5.3 Le Charivari, 143, blvd Raspail in the 6th, 01.46.33.82.02, open 7/7, opened in one of the Oh Poivier sandwhichier places (mercifully the chain must have over-expanded, but the spaces they occupied are semi-cursed). This new incarnation has received mixed reviews (the print guys largely damning it with faint praise; the webbies rather liking it).
You'd think with the name and menu items - tomatoes & mozzarella, risotto, tiramisu, it'd be italian but they had stuff like basque boudin and Belle Ile fish. The clientele was mixed as well: 7 un-wedding-ringed, presumably heterosexual 60 year old women from East of here, rapper Dudes, businessmen in ties, a gay couple on their presumably first date, visitors and locals. And the service was mixed as well; most waitguys smiling, trading stations but one clueless woman.
I'll quote Mr Lung here a bit (so as not to over-reach copyright rights): "but thank god, now everything is in the right place thanks to the Charivari. Wooden tables, original tiles old fashion menu, everything is frenchier than thou." I mean cool carte cover and all, eh?
Mr Lung is quite correct when he says that the "selection of Belle Îloise sardines [is just].....a can of sardines. And even if they’re reputed the best in the country, served with Poujauran bread, I just don’t want to pay 6,90€ for a can." OK, fair enough, but I went in with my eyes wide shut and I rather liked them, esp. when Breton butter with grains of salt were schmired on the toasted (on one side; a nice touch) Poujauran bread. And the marinated raw carrot slices and spicy onion slices with cardamom seeds (or were they bay seeds?) were a perfect offset.
I fussed over my choice of a main forever, but finally settled on a filet of bar (from the Dome fish store, a few meters away if one J-walks). It was perfect product, perfectly cooked, perfectly crisped skin and very imperfectly dressed: the olive oil and herb sauce was horrible; the veggies, luckily, were blanched, and so long as they didn't get near the sauce, were fine (however not nearly up to the C'est Mon Plaisir level).
I held off finishing the vegetables, since my mother's no longer around to hound me, and moved to dessert. I was impressed by the caramel beurre sale and moka from Ethiopia ices and they, with the tuile, were a quite fine end to the meal.

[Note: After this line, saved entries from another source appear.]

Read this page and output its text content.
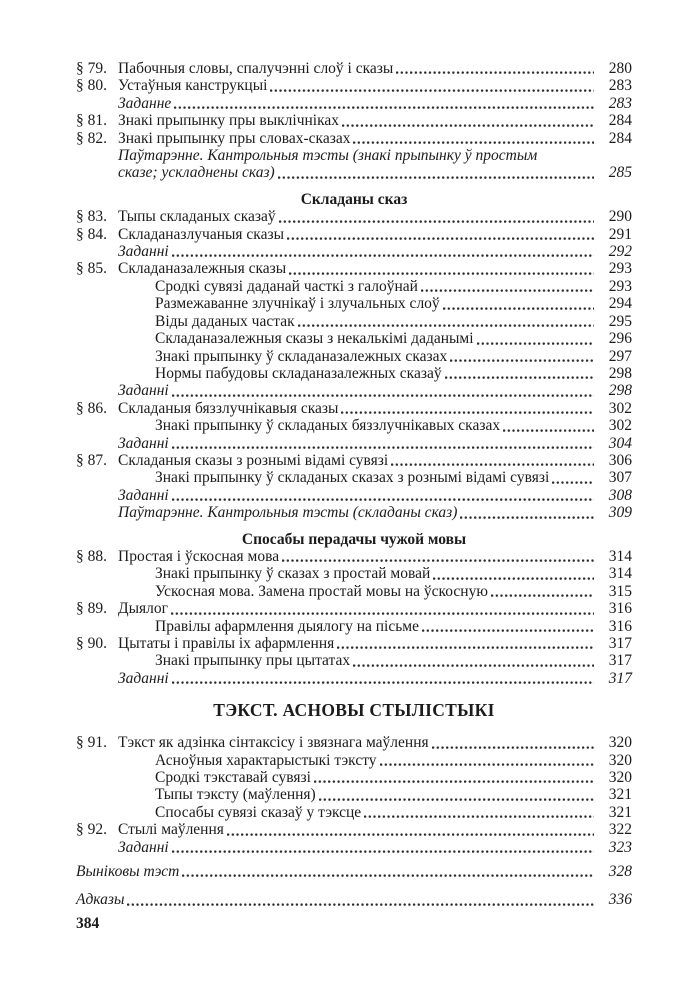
§ 79. Пабочныя словы, спалучэнні слоў і сказы	280
§ 80. Устаўныя канструкцыі	283
Заданне	283
§ 81. Знакі прыпынку пры выклічніках	284
§ 82. Знакі прыпынку пры словах-сказах	284
Паўтарэнне. Кантрольныя тэсты (знакі прыпынку ў простым
сказе; ускладнены сказ)	285
Складаны сказ
§ 83. Тыпы складаных сказаў	290
§ 84. Складаназлучаныя сказы	291
Заданні	292
§ 85. Складаназалежныя сказы	293
Сродкі сувязі даданай часткі з галоўнай	293
Размежаванне злучнікаў і злучальных слоў	294
Віды даданых частак	295
Складаназалежныя сказы з некалькімі даданымі	296
Знакі прыпынку ў складаназалежных сказах	297
Нормы пабудовы складаназалежных сказаў	298
Заданні	298
§ 86. Складаныя бяззлучнікавыя сказы	302
Знакі прыпынку ў складаных бяззлучнікавых сказах	302
Заданні	304
§ 87. Складаныя сказы з рознымі відамі сувязі	306
Знакі прыпынку ў складаных сказах з рознымі відамі сувязі	307
Заданні	308
Паўтарэнне. Кантрольныя тэсты (складаны сказ)	309
Спосабы перадачы чужой мовы
§ 88. Простая і ўскосная мова	314
Знакі прыпынку ў сказах з простай мовай	314
Ускосная мова. Замена простай мовы на ўскосную	315
§ 89. Дыялог	316
Правілы афармлення дыялогу на пісьме	316
§ 90. Цытаты і правілы іх афармлення	317
Знакі прыпынку пры цытатах	317
Заданні	317
ТЭКСТ. АСНОВЫ СТЫЛІСТЫКІ
§ 91. Тэкст як адзінка сінтаксісу і звязнага маўлення	320
Асноўныя характарыстыкі тэксту	320
Сродкі тэкставай сувязі	320
Тыпы тэксту (маўлення)	321
Спосабы сувязі сказаў у тэксце	321
§ 92. Стылі маўлення	322
Заданні	323
Выніковы тэст	328
Адказы	336
384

They had a equally divided list of open (glass, small and large carafe) and to-be-opened bottles of wine and with that, minus bottled water but plus a coffee, I exited only 45.90 E lighter.
Go? As I said - Like* no.
*An explanation. Recently, I've gotten to know a real English Professor and it has started me thinking about what would have happened to me if I'd gotten a PhD in English rather than taking the easy way out by going to medical school; these were my career choices at 22. In musing about this, as I walked from the resto to an exhibition of previously unseen photos of Marilyn Monroe (about which, more later) I was passed by 4 girls, sorry, they were girls not women, privileged, probably rich, bright, well-educated in Ivy-League schools, well-dressed in the sloppy way of such types, speaking 1980's Valley Girlspeak; every word or phrase had the verbal tic of "like" or "ya'know" or "like" or "whatever" or "like" - before and often after it. I crossed to the other side of the street. Where are their mothers, English Professors, inner Jiminy Crickets?